Además de las armas secuestradas en operativos policiales, Pullaro destacó que lograron sacar "unas 3.000 armas que estaban alojadas en comisarías en la más absoluta informalidad, que habían sido secuestradas en procedimientos policiales".
Sobre esas armas en dependencias policiales, el titular del Ministerio de Seguridad explicó que "corresponden al viejo sistema (procesal penal). Allí la Corte Suprema tenía 15 días para retirarlas y remitirlas a depósitos judiciales pero fueron quedando por tiempo indeterminado sin ningún tipo de registro y de vínculo con los expedientes judiciales".
Según Pullaro, una medida clave fue "coordinar con el Ministerio Público de la Acusación una mesa de trabajo unificada para romper los circuitos ilegales, cargando en un sistema informático dónde hay presencia de armas, dónde se secuestraron, dónde se utilizaron para evitar su reutilización".
En paralelo, el Ministerio de Seguridad ya logró peritar "cerca del 70 por ciento de las armas que posee la policía de Santa Fe, unas 14 mil. Y a fin de año todas las armas que tiene la policía estarán peritadas, un caso único en el país", mencionó.
Pullaro comentó que "al tener todas las armas peritadas, ante cualquier duda sobre una incorrecta utilización de una de ellas se entrecruza la información y se sabe en tiempo real si hubo sustracción o extravío de armamento oficial".

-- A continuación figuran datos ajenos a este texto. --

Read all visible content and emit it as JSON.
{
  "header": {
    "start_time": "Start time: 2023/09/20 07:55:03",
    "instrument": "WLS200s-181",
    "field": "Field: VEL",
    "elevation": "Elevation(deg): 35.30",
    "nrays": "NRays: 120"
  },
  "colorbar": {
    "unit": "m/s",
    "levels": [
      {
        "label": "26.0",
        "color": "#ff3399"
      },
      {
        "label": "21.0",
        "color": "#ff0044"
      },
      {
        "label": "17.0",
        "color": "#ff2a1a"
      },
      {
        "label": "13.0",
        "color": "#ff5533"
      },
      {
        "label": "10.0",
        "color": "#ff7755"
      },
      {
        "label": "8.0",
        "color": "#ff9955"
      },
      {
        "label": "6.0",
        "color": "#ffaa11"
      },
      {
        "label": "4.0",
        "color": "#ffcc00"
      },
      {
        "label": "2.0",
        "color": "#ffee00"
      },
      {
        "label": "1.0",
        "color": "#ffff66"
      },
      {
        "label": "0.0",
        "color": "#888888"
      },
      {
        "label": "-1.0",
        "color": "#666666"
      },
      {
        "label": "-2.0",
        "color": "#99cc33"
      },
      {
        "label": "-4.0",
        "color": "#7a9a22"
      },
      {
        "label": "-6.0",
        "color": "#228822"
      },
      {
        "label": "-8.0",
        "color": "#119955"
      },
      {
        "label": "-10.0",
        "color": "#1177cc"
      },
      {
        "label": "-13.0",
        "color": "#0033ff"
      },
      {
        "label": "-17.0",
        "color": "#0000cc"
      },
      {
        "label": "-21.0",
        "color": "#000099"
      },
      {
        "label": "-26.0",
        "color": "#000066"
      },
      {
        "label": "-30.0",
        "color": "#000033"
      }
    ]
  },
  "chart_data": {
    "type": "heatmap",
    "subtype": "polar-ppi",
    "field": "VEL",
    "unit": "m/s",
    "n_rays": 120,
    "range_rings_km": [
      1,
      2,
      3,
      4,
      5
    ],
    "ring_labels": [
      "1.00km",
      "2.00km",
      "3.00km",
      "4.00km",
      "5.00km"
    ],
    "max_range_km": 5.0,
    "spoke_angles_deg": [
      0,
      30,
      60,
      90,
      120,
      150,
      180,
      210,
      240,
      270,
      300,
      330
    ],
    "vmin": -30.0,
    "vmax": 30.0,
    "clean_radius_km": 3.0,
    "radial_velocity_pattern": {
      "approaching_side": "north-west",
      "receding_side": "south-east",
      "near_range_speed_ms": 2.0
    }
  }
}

Respecto a las armas en manos policiales de las que se perdieron registro, el año pasado se investigaron cerca de 30 casos. "Una cifra baja teniendo en cuenta que siempre se habló de muchos más en la provincia", cerró.
Aval oficial a
leyes más duras
El ministro de Seguridad de Santa Fe, Maximiliano Pullaro, se manifestó abiertamente "a favor" de endurecer las leyes que penalizan la portación ilegal de armas. En particular, el funcionario apoyó un aumento de las condenas para aquellos que cometen delitos portando armas y pidió mayor rigurosidad "para quienes sean reincidentes" en la materia. Para el titular de la cartera de Seguridad "hay que cambiar la legislación para combatir en serio el problema de la tenencia ilegal de armas. No se puede tener armas sin permiso, sin controles del Estado. Y para quien incumpla, la sanción no debería ser excarcelable por el daño que le genera a la sociedad".